It would be too much to call the Dulles family the Kennedys of the Eisenhower years: the rectilinear and Protestant Dulles tribe did not throw each other into swimming pools. But the Dulles family had something of the same proprietary interest in the world and the power that runs it. From the State Department, John Foster Dulles presided over the cold war and the nation's other dealings with the rest of the planet. His sister Eleanor was in charge of the State Department's crucial Berlin desk. Allen Dulles, head of the Central Intelligence Agency, controlled a shadow kingdom that raised private armies, deposed Presidents, bribed Kings and generally kept track of the world. The Soviet writer Ilya Ehrenburg once called Allen the most dangerous man in the world and predicted that if he ever succeeded in getting into heaven, he would "be found mining the clouds, shooting up the stars and slaughtering the angels." Allen was delighted.

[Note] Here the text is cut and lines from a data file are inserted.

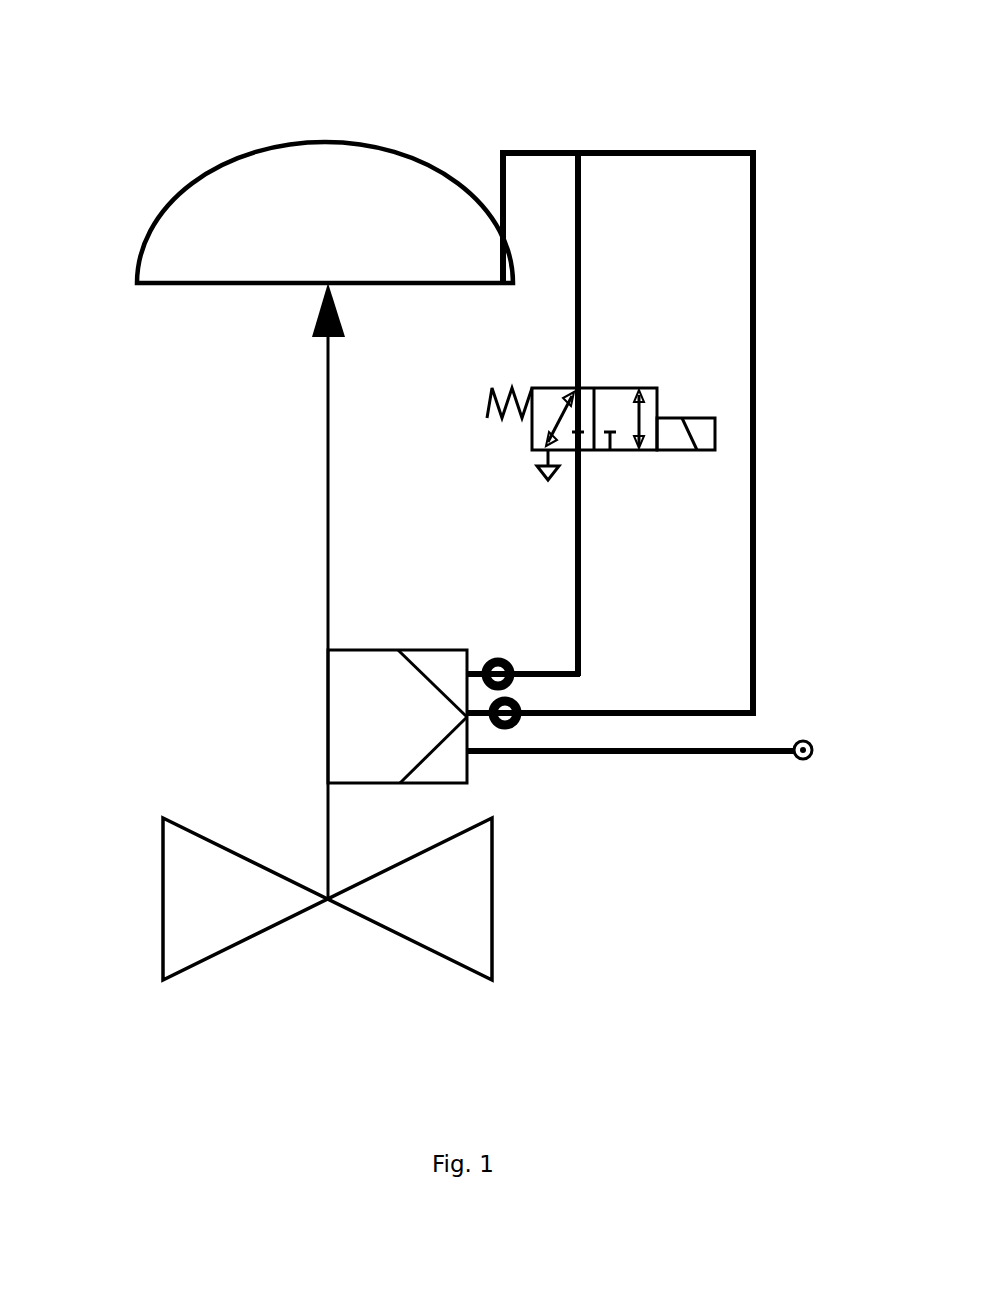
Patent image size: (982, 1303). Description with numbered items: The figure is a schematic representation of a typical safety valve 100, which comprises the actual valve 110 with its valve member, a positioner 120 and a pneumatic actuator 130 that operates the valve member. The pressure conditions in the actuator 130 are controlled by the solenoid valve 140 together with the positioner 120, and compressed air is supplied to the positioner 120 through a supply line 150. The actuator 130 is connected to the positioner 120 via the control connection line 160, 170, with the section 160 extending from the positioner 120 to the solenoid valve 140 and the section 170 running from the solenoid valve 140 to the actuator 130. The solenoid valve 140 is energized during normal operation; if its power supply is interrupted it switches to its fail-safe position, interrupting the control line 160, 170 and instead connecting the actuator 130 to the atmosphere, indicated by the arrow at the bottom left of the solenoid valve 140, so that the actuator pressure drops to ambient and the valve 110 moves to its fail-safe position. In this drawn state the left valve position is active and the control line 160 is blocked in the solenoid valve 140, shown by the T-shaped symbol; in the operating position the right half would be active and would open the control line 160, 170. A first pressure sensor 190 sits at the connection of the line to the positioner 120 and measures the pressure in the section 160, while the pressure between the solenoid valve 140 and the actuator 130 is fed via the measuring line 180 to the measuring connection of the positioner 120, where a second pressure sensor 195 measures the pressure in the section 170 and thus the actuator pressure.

The safety valve 100 is at (160, 92).
The valve 110 is at (265, 955).
The positioner 120 is at (348, 622).
The pneumatic actuator 130 is at (347, 125).
The solenoid valve 140 is at (607, 375).
The supply line 150 is at (780, 768).
The control line 160 is at (570, 567).
The control line 170 is at (583, 277).
The measuring line 180 is at (765, 538).
The first pressure sensor 190 is at (505, 648).
The second pressure sensor 195 is at (527, 720).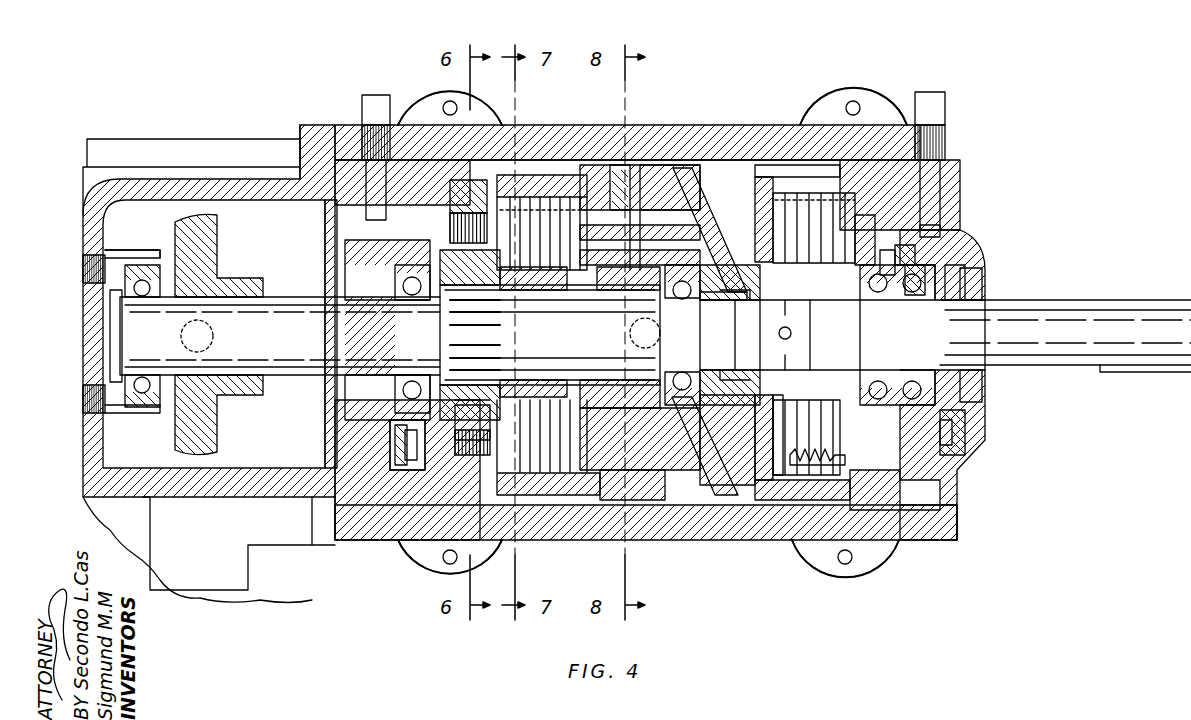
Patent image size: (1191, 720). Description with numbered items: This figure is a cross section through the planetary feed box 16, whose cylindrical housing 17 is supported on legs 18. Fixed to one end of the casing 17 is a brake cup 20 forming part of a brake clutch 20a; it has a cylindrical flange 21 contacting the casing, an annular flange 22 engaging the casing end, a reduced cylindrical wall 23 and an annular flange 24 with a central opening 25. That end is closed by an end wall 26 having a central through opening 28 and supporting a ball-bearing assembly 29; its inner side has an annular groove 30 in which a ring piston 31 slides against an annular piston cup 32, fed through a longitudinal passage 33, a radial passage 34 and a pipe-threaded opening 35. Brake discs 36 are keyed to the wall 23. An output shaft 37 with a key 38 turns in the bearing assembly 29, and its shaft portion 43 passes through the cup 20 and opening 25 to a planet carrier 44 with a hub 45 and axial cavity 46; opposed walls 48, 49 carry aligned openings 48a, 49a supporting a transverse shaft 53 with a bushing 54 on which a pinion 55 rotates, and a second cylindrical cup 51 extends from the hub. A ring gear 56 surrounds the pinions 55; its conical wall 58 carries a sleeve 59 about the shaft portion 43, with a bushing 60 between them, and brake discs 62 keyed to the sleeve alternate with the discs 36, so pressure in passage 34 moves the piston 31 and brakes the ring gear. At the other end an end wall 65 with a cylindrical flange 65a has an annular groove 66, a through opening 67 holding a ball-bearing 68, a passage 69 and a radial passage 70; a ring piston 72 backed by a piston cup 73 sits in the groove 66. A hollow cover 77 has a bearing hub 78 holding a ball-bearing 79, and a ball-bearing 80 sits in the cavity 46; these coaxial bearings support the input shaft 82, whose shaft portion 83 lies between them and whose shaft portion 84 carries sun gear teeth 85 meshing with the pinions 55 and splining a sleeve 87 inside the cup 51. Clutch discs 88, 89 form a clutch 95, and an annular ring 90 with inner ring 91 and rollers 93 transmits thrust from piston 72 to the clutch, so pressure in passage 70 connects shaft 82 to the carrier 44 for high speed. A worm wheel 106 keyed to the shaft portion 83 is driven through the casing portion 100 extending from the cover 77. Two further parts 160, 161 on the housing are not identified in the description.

The planetary feed box 16 is at (795, 565).
The cylindrical housing 17 is at (712, 135).
The legs 18 is at (420, 110).
The brake cup 20 is at (760, 177).
The clutch 20a is at (765, 177).
The cylindrical flange 21 is at (860, 500).
The annular flange 22 is at (905, 540).
The reduced cylindrical wall 23 is at (790, 485).
The annular flange 24 is at (760, 455).
The central opening 25 is at (775, 415).
The end wall 26 is at (945, 470).
The central through opening 28 is at (970, 290).
The axial ball-bearing assembly 29 is at (975, 250).
The annular groove 30 is at (965, 432).
The ring piston 31 is at (925, 185).
The annular piston cup 32 is at (920, 215).
The longitudinal passage 33 is at (950, 240).
The radial passage 34 is at (930, 165).
The pipe-threaded opening 35 is at (925, 115).
The brake discs 36 is at (800, 193).
The axial output shaft 37 is at (1095, 302).
The key 38 is at (1150, 375).
The shaft portion 43 is at (737, 265).
The planet carrier 44 is at (573, 500).
The hub 45 is at (670, 430).
The axial cavity 46 is at (635, 400).
The opposed wall 48 is at (690, 190).
The through opening 48a is at (700, 220).
The opposed wall 49 is at (590, 175).
The through opening 49a is at (605, 165).
The second cylindrical cup 51 is at (540, 175).
The transverse shaft 53 is at (670, 160).
The bushing 54 is at (655, 165).
The pinion 55 is at (640, 165).
The ring gear 56 is at (645, 500).
The conical wall 58 is at (718, 480).
The sleeve 59 is at (830, 262).
The bushing 60 is at (760, 350).
The brake discs 62 is at (805, 425).
The end wall 65 is at (355, 545).
The cylindrical flange 65a is at (470, 180).
The annular groove 66 is at (395, 440).
The central through opening 67 is at (380, 285).
The ball-bearing 68 is at (400, 282).
The passage 69 is at (335, 240).
The radial passage 70 is at (345, 175).
The ring piston 72 is at (450, 430).
The piston cup 73 is at (410, 455).
The hollow cover 77 is at (185, 179).
The bearing hub 78 is at (140, 250).
The ball-bearing 79 is at (135, 383).
The ball-bearing 80 is at (688, 275).
The input shaft 82 is at (110, 325).
The shaft portion 83 is at (290, 345).
The shaft portion 84 is at (610, 348).
The external gear teeth 85 is at (540, 340).
The sleeve 87 is at (505, 285).
The clutch disc 88 is at (516, 250).
The clutch disc 89 is at (525, 175).
The annular ring 90 is at (510, 100).
The inner ring 91 is at (470, 425).
The roller 93 is at (475, 445).
The clutch 95 is at (545, 497).
The casing portion 100 is at (270, 590).
The worm wheel 106 is at (222, 262).
The bolt 160 is at (372, 95).
The bolt 161 is at (935, 92).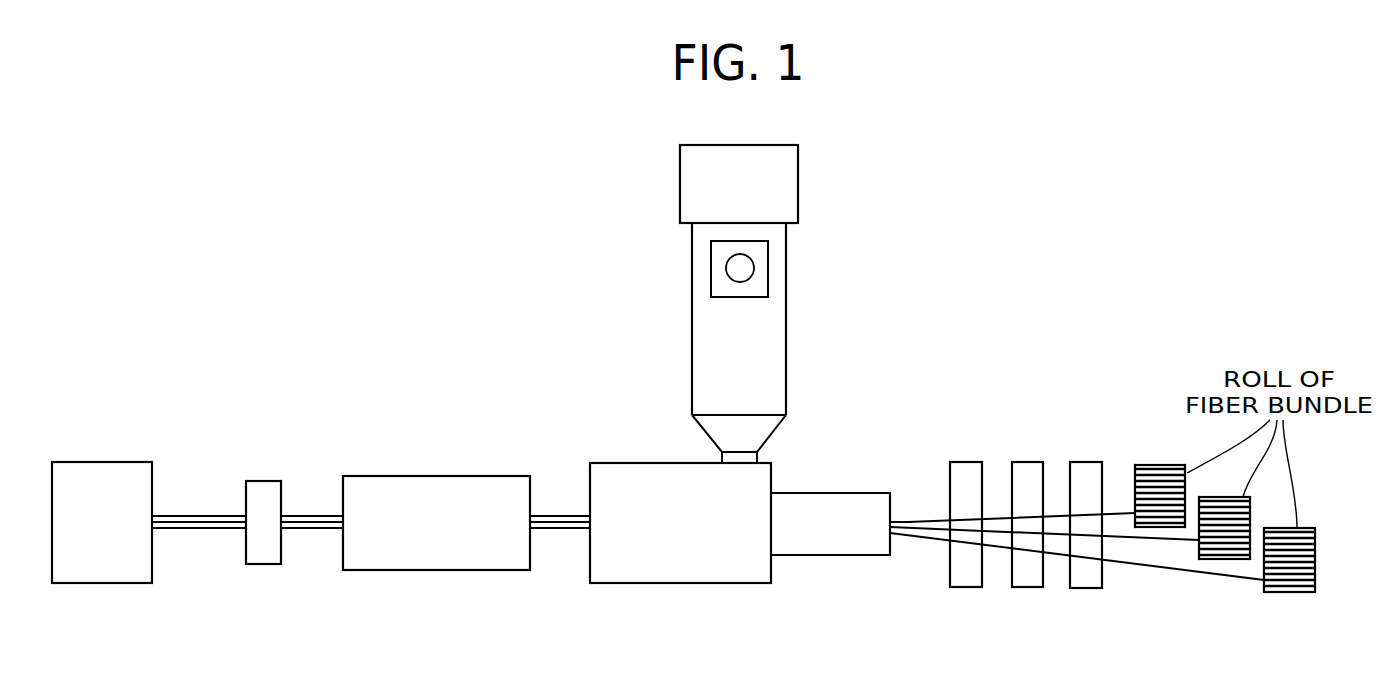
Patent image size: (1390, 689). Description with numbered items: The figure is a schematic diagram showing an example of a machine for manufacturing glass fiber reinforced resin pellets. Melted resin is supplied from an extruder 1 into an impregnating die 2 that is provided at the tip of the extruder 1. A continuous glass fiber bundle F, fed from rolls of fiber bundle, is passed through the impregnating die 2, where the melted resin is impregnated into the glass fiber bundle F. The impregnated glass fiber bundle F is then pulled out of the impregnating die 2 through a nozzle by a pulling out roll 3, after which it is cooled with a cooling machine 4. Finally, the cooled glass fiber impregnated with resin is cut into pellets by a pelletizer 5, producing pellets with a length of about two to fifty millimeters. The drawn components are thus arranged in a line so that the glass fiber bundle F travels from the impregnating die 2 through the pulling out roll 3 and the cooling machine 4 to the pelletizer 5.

The extruder 1 is at (793, 332).
The impregnating die 2 is at (737, 598).
The pulling out roll 3 is at (264, 558).
The cooling machine 4 is at (417, 563).
The pelletizer 5 is at (111, 578).
The glass fiber bundle F is at (908, 525).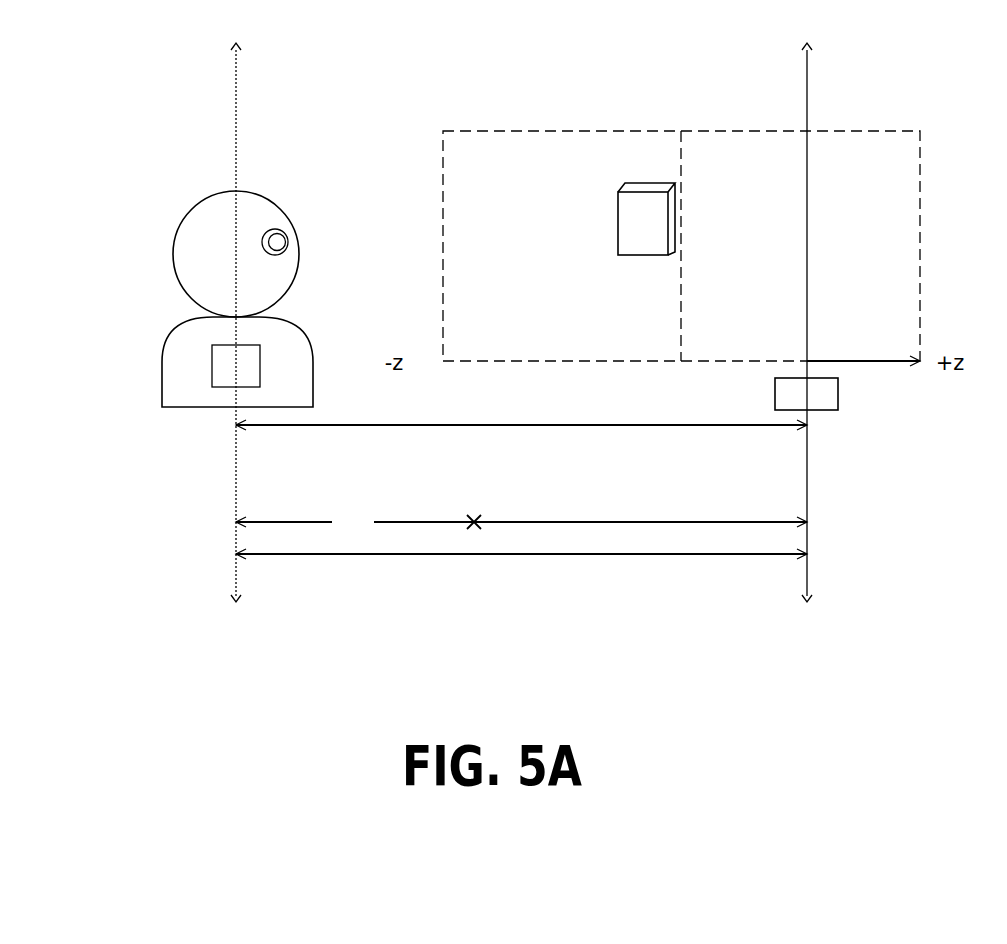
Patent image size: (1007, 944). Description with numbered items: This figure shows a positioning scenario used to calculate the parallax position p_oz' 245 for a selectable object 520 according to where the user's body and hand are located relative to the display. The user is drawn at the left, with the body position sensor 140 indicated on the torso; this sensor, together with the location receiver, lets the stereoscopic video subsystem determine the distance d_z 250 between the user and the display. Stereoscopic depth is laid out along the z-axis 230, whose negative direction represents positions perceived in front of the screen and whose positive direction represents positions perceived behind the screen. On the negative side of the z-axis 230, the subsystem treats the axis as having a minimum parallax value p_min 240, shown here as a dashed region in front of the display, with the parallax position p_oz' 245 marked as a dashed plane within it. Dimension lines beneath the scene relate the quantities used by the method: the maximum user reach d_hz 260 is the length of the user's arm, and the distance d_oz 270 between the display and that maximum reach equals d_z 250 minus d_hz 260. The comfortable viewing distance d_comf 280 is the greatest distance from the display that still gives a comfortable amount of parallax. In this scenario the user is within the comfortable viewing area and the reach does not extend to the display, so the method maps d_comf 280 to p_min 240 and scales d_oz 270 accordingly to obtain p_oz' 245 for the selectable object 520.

The body position sensor 140 is at (237, 299).
The z-axis 230 is at (903, 364).
The minimum parallax value p_min 240 is at (444, 347).
The parallax position p_oz' 245 is at (682, 290).
The distance d_z 250 is at (521, 553).
The maximum user reach d_hz 260 is at (358, 522).
The distance d_oz 270 is at (640, 521).
The comfortable viewing distance d_comf 280 is at (521, 426).
The selectable object 520 is at (651, 174).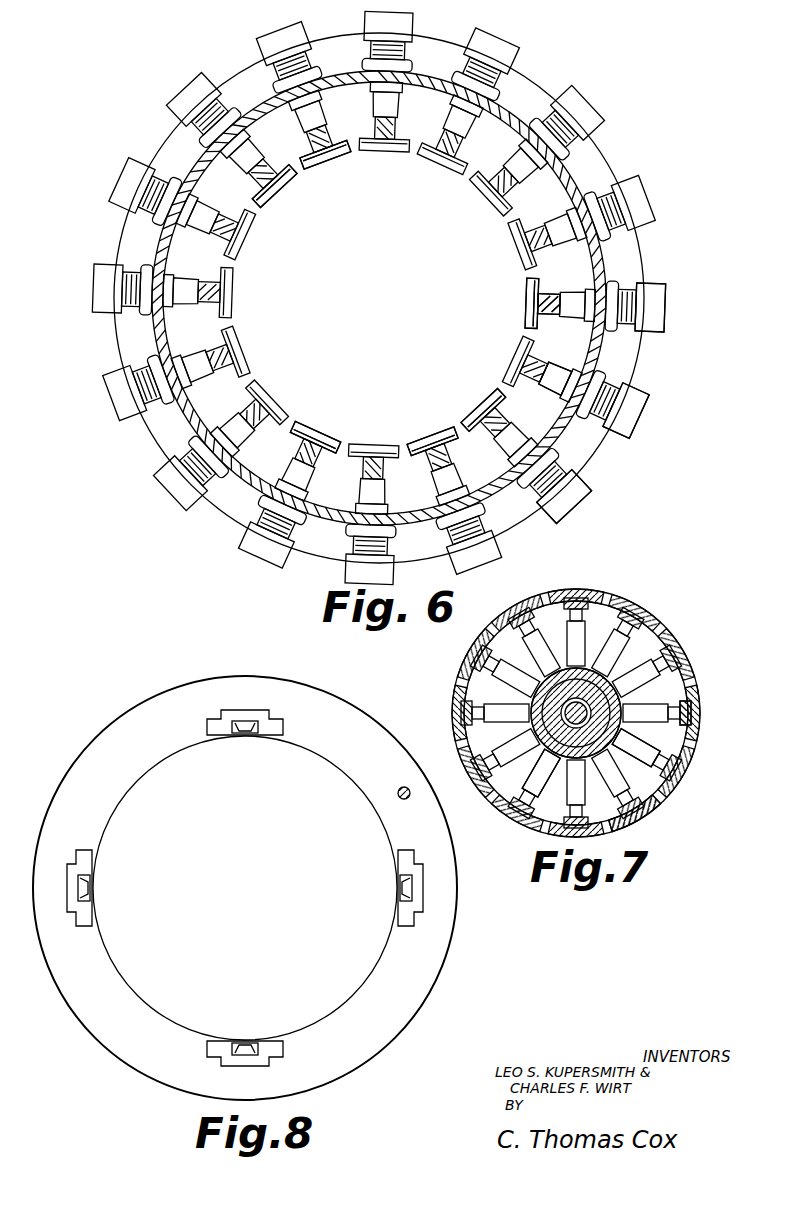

The Dulleses are remembered somewhat grimly: the stern Foster in steel-rimmed glasses, cocking his chin against the Communist threat; Allen, urbane but swallowed by the anonymity of his institution; and Eleanor, out of sight altogether. Biographer Leonard Mosley shows them to be a brood who, for all their Republican orthodoxy, were capable of great spirit and flashes of color.

A grandfather, John Watson Foster, was Secretary of State under Benjamin Harrison. An uncle, Robert M. Lansing, became Woodrow Wilson's Secretary of State. The children, whose father was a Presbyterian minister in upstate New York, enjoyed a vaguely Kennedyesque upbringing that taught them sailing on Lake Ontario, the endurance of cold morning showers and furiously intense sibling competition. Foster, the eldest of the five children, was the foremost of the group, grave and sententious; he quoted William James at the age of ten. Allen, four years younger, was Byronically romantic and found a place for his temperament in intelligence work.

Mosley has, among other things, assembled a wonderful collection of anecdotes about Allen and the international dacoity that he practiced. In April of 1917, while serving as a duty officer at the American legation in Berne, Allen had a date with a girl and therefore refused to see someone named V.I. Lenin. By next day, Lenin was on his way back to Russia, where he immediately ordered peace negotiations with the Germans to begin. Lenin, who admired Woodrow Wilson, had wanted to establish an American contact.

Allen was a womanizer. When his wife first discovered this, she coolly went to Cartier and charged a large emerald to his account. It was her "compensation," she told Allen, and every time he strayed he would pay a similar price. Mosley does not record how large Mrs. Dulles' jewelry collection became, though Sister Eleanor guesses that "there were at least a hundred women in love with Allen at one time or another."